Symphony 40 has more competition: I thought the opening movement was slightly too fast. When composers qualify their tempo markings with afterthoughts (here assai), the result is often ambiguity rather than clarification. The other query is that I had to listen several times (without the score) to check that the clarinets were present. This is a common occurrence with this work, and it’s not because they’re inaudible: Mozart’s second thoughts version with clarinets does not manage to exploit their tonality as successfully as in the 39th. Not the conductor’s fault really.
The Jupiter opens with a slight aberration: the G-A-B triplet semiquavers of the door-knocking theme are excessively abridged into a single smudged apoggiatura, so that all one really hears is the final C. There is no need to do this – the symbolism is perfectly clear without it. Fortunately Immerseel doesn’t let it pall, and the remainder of the symphony unfolds with the vital interplay of orchestral sections, particularly the brass. The main competitor here is Mackerras (Scottish Chamber Orchestra version: Amazon B0011J2R0K, a snip), who also has these qualities, and makes more of the slow movement. In the finale, Mackerras, a pupil of Talich, pursues a just-perceptible accelerando – exciting, but not impetuous.
The last three symphonies appear to be Mozart’s artistic credo (the Prague symphony, although a masterpiece, does not fit the mould). Whose versions you chose depends on your perception of this notion. The 3 works are, respectively, lyrical, tragic and heroic. Monumentality demands all the repeats, as supplied by Mackerras. I’m not sure about Immerseel (I admit I haven’t checked, but the finale of no. 39 seems over too soon). Some may find Mackerras’s free rein with the brass in 39 and 41 excessive. If you agree that the three form a set, and that you should hear all of them from one conductor, then you have to look for consistency in the tempi: Immerseel keeps the same speed in the trios as in the minuets in each symphony, though the first clarinet ornamentation in the repeat of the trio of no. 39 may raise an eyebrow. The other tempo test is to listen to the andante cantabile of the Jupiter which is notated 3/4, and then the andante of no. 40, which is in 6/8, and check that you can tell the difference from the conductor’s phrasing. It is clearly there in Immerseel’s hands, though this 3/4 of Mozart’s is curiously ambiguous.
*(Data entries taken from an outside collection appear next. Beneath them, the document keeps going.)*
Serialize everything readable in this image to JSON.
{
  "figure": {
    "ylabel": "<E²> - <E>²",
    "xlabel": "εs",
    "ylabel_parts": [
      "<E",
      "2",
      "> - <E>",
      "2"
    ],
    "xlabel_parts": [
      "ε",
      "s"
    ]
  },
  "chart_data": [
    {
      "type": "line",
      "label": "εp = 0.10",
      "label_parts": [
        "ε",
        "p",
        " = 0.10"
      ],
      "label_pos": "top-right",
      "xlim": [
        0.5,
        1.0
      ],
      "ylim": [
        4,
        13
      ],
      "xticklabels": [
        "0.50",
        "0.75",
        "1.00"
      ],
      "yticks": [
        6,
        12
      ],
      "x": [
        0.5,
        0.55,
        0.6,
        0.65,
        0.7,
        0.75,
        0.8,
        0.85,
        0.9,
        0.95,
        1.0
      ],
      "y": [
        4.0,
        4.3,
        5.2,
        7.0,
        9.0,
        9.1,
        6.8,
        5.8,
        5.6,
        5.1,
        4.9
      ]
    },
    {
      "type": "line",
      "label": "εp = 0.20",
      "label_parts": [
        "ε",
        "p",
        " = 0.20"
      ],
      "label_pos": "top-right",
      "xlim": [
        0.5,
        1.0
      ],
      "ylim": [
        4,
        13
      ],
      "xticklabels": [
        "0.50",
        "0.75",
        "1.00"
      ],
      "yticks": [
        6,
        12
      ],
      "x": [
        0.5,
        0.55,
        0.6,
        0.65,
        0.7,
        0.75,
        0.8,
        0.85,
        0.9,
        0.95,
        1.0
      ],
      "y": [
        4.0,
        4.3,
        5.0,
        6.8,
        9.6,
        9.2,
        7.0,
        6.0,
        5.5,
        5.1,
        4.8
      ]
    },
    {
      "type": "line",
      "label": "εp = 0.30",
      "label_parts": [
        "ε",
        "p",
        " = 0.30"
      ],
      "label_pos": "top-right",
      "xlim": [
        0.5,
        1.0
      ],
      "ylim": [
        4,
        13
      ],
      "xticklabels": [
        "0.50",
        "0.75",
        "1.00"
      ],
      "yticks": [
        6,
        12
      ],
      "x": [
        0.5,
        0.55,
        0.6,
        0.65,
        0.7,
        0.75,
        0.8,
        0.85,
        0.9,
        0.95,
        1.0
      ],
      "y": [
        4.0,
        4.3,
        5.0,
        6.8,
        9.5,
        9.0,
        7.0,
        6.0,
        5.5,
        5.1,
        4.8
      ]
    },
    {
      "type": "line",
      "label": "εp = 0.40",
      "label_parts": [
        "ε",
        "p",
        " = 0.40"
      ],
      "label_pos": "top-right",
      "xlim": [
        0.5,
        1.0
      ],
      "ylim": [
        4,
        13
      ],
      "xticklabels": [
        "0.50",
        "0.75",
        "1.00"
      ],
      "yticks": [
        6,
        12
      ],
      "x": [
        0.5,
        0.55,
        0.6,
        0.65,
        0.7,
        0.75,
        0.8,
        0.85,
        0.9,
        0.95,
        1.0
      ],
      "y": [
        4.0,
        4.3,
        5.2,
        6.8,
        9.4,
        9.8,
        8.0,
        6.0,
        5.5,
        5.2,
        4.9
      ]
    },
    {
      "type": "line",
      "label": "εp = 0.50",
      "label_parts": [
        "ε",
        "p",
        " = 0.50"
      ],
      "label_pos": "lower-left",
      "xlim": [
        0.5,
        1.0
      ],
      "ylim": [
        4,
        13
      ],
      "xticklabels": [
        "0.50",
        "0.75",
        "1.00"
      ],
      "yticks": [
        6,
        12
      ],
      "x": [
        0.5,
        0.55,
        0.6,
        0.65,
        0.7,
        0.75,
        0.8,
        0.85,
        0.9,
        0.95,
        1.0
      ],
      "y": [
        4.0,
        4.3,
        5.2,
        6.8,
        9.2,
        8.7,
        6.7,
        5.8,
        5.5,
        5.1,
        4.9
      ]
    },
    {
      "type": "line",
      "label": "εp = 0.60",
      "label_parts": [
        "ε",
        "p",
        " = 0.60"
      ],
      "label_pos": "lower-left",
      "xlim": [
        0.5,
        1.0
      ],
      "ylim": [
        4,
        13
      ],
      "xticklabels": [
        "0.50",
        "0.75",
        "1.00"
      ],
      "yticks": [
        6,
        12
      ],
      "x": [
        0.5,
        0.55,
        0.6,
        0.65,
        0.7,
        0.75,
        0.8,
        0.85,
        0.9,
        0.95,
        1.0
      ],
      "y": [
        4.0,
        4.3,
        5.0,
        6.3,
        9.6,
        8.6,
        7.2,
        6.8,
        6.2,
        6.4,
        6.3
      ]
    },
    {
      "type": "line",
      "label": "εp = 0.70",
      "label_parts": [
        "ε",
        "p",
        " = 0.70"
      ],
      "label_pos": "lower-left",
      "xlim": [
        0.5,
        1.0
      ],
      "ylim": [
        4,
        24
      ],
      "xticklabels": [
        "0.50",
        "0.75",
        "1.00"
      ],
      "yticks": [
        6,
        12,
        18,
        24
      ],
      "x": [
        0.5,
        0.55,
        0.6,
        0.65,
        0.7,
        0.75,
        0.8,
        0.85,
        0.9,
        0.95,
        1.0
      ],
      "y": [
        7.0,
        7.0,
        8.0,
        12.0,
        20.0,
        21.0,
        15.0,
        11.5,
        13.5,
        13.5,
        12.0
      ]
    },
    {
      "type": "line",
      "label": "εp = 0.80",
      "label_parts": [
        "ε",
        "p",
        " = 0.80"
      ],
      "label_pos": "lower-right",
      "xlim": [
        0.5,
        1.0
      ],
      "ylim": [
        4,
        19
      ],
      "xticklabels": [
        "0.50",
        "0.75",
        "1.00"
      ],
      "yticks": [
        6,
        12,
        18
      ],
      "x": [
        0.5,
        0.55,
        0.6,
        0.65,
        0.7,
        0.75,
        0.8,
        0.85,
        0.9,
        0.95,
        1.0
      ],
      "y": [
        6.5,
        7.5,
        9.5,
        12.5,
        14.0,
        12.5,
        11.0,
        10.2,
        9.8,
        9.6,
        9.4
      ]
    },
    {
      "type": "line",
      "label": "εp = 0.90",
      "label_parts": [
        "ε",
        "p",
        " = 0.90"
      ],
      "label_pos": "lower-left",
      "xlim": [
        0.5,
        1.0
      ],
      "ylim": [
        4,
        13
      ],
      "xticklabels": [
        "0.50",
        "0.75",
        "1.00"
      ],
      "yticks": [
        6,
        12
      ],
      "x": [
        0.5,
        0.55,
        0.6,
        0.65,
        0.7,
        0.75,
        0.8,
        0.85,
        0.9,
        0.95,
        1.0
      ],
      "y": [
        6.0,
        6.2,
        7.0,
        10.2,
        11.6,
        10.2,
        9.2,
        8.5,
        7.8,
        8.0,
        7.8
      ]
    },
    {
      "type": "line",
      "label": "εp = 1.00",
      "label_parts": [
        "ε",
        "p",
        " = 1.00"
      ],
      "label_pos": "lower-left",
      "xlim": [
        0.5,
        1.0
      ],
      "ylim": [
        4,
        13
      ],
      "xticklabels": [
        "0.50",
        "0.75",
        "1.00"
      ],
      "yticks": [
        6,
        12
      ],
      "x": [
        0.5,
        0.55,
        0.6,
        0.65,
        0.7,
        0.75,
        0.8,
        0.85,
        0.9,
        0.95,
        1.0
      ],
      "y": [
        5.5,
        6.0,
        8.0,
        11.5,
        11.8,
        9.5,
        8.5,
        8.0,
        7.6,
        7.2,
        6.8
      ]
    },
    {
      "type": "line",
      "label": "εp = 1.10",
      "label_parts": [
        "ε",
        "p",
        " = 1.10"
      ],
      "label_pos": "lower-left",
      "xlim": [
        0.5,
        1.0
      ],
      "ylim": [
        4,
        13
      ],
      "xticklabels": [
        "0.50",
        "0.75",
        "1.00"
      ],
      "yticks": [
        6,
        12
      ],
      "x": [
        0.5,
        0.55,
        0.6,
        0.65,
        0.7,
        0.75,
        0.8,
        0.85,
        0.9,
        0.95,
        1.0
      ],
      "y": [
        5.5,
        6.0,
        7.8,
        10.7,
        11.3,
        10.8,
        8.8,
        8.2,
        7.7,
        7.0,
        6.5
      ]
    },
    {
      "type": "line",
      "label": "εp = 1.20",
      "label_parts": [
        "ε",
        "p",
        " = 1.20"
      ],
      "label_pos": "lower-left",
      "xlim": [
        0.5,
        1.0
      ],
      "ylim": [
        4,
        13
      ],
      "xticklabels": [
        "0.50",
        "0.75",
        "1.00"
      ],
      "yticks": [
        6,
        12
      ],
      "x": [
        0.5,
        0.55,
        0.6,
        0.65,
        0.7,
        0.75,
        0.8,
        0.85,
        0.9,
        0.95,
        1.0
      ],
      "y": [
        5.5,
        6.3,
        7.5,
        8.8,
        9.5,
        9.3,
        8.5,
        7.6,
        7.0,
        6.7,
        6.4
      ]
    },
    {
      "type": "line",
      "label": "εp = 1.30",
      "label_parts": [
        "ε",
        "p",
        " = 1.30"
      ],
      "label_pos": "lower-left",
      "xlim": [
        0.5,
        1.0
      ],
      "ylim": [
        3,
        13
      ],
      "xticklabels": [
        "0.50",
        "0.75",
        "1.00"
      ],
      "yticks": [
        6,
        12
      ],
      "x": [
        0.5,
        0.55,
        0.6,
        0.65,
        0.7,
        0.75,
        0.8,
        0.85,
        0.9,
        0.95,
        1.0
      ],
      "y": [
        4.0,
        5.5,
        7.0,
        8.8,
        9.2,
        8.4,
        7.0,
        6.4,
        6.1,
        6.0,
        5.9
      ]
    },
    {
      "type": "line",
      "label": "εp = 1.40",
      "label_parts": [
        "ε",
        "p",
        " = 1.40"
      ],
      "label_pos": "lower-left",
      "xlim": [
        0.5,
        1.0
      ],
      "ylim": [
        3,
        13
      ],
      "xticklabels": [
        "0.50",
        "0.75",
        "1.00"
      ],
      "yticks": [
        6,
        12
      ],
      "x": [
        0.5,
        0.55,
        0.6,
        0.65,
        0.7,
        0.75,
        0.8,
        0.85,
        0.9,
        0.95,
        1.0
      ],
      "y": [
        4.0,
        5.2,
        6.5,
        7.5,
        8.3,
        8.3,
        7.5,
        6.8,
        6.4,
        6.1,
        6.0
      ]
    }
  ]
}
In other cases, the choice of fill-up would be decisive. Mackerras gives a very fine Prague symphony, while Immerseel provides an equally desirable bassoon concerto, a greater rarity (Jane Gower is the wonderful bassoon soloist). If you value this music, you really have to have both sets, an education in creativity. There will never be definitive versions, just more very good ones. But if I could have a wish granted about them, it would be to hear the finales of nos. 39 and 41 come in on the very next beat after the minuets.